4.25.2005

Religion.

I was talking to someone today about the new pope--he seems like a politico to me, whereas JPII seemed like a spiritual man who had to do some politics--when she started talking to me about how there will be no peace on earth this side of the final judgement, because of the power of Satan on earth to cause war, which is always evil, except that sometimes you have to do it anyway.

Dude.

I told her I didn't know about all that, only that the new pope didn't measure up to JPII.

Bad thing: When people use religious doctrine irrelevantly to justify an opinion, i.e., that Pope Benedict is a good guy. I'm oversimplifying the train of thought, but I think that was the intent.

Good thing: That I'm no longer a recovering Catholic. I'm not Catholic. I'm not Christian. (To me, it'd be like saying I believe in ratchets and nothing but ratchets when I have a whole box of tools.) But I'm not bitter about it anymore; I don't need to defend myself from conversations that become illogical when religion is mentioned. I don't have to get angry about it anymore.

Now, Focus on the Family is a different story. They're hateful jerks, and if I were Christian, they'd probably make me even more angry than they do now.

4.18.2005

Matt! Maaaaattttt!

Ben Edlund to write more Tick.


(via Whedonesque.)

4.17.2005

Caffeine.

One of the things I miss about drinking strong coffe is the caffeine buzz. It seemed to make life just a little bit easier, at times. Like today, when I have no inspiration to do anything. I could sit down, drink a pot of coffee, and the world would have sparkly edges. Everything would inspire me to something.

I'd never finish that stuff, though. Because I'd travel back to the land of after-coffee, and it'd be boring. Utterly boring.

Anyway, I've had a long run of uninspiring days. Stuff happens, but it does't feel important enough to write about.
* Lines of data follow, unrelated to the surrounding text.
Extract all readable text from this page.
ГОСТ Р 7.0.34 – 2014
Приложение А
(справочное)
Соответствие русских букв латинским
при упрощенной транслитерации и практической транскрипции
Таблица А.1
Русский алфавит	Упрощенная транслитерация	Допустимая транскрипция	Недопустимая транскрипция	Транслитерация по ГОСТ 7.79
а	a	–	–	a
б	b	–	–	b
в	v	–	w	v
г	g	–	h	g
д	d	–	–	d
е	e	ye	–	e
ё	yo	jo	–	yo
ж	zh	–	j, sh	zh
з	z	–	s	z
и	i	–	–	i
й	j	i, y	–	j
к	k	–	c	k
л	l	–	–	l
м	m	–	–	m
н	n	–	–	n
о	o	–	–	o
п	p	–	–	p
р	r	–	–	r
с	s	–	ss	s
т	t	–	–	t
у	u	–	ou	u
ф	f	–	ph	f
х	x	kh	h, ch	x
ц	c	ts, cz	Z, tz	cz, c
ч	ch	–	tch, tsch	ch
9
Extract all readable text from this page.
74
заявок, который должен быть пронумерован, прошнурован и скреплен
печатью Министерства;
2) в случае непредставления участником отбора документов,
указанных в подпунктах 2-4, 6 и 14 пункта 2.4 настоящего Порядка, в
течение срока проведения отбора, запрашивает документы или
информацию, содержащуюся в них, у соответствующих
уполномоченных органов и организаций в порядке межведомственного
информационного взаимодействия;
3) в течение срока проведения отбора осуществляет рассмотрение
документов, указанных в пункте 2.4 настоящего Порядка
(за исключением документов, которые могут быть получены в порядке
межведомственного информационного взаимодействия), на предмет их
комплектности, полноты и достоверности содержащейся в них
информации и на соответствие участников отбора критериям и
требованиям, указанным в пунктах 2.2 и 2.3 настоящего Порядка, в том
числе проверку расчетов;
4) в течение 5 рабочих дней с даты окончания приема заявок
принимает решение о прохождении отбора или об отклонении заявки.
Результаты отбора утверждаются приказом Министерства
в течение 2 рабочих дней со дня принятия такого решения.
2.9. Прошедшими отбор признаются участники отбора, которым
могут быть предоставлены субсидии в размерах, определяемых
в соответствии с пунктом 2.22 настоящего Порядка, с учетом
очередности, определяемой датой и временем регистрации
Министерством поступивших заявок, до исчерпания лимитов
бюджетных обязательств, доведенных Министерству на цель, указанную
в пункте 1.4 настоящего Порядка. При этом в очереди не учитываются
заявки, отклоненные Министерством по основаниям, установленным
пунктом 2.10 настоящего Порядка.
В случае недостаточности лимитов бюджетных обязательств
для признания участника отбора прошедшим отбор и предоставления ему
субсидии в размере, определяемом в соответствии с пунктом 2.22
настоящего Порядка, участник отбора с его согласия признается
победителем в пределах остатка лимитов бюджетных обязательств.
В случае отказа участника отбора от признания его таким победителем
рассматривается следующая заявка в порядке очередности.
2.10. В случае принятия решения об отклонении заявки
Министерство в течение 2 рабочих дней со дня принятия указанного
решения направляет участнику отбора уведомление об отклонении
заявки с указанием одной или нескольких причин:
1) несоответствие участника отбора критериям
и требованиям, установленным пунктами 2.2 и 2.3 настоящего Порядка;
Made a new kind of chicken noodle soup, a pistou without the vegetables, I guess, and accidentally received an indoor grilling book from my cookbook club, which Lee was excited about, so I'll keep it. (Yes, I belong to a cookbook club. I don't usually cook using recipes, either.) I'm introducing Ray to the idea that letters make sounds, which make words. Lee's brother Mike stopped by on his way to see their brother Dale in Tucson; Mike wanted to know what tricks Ray could do. Heard about Dale being Dale; it sounds like he's dating someone who can relate to--not just laugh at--his stories. She only has one eye. I went to a potluck/open house celebrating the adoption of my boss's two new kids from the Ukraine. I finally read Zen Mind, Beginner's Mind. I'm roasting chicken with homemade yakitori sauce. I read Song of Susannah yesterday, and I found it lacking compared to the other books in the series, probably because so much of it was a writerly trick to set up the last book. Did laundry. Survived another sinus infection. Changed the batteries in 20 cheap watches and only lost one screw.

But I did sit down today and promise myself that I'd write in my blog. I don't know why, but even the dull entries make me feel better, at heart, than drinking a pot of coffee. And not as twitchy, either.

4.09.2005

Review.

Since this is what I've been doing for most of my free time this week, I'd better post one.

*A Short History of Nearly Everything
By Bill Bryson.

It's time to scrap our science textbooks. Not only are they wrong--and they know they're wrong--but they're bad. Electrons do not swirl around the nucleus of an atom like planets, but it'll take you until you're in college or the hands of a subversive high-school physics teacher to find out. Formulas considered too complex for a teenager to learn are dumbed down. Facts are left out, distorted, glossed over: theories are presented as laws, despite any contrary facts. Mostly what you learn from science classes until you hit college is to sit down and shut up.

It's an exciting time to learn science; the only problem is, you have to learn it in spite of your education.

Well, here you go. Bill Bryson won't tell you the real formulas, won't give you the true truth as concealed by highschool textbooks everywhere, but he will tell you how complex the situation is. And he'll put in the little, human details about scientific history that will make you laugh and shudder with how little we know, and how lucky we are to know what we do know.

I recommend this book to anyone who won't be angry about it, that is, the people who already know so much about science that this stuff will be old hat. Most of this stuff was old hat for me, but it was so well written and so well questioned that I enjoyed it anyway. Especially it seems like a good (if long!) idea for anyone in high school that's struggling with science. Why? They ask. Because, their teachers answer. Bill Bryson isn't a science writer--he mostly writes travel books--and makes things interesting and easy to grasp for the layman.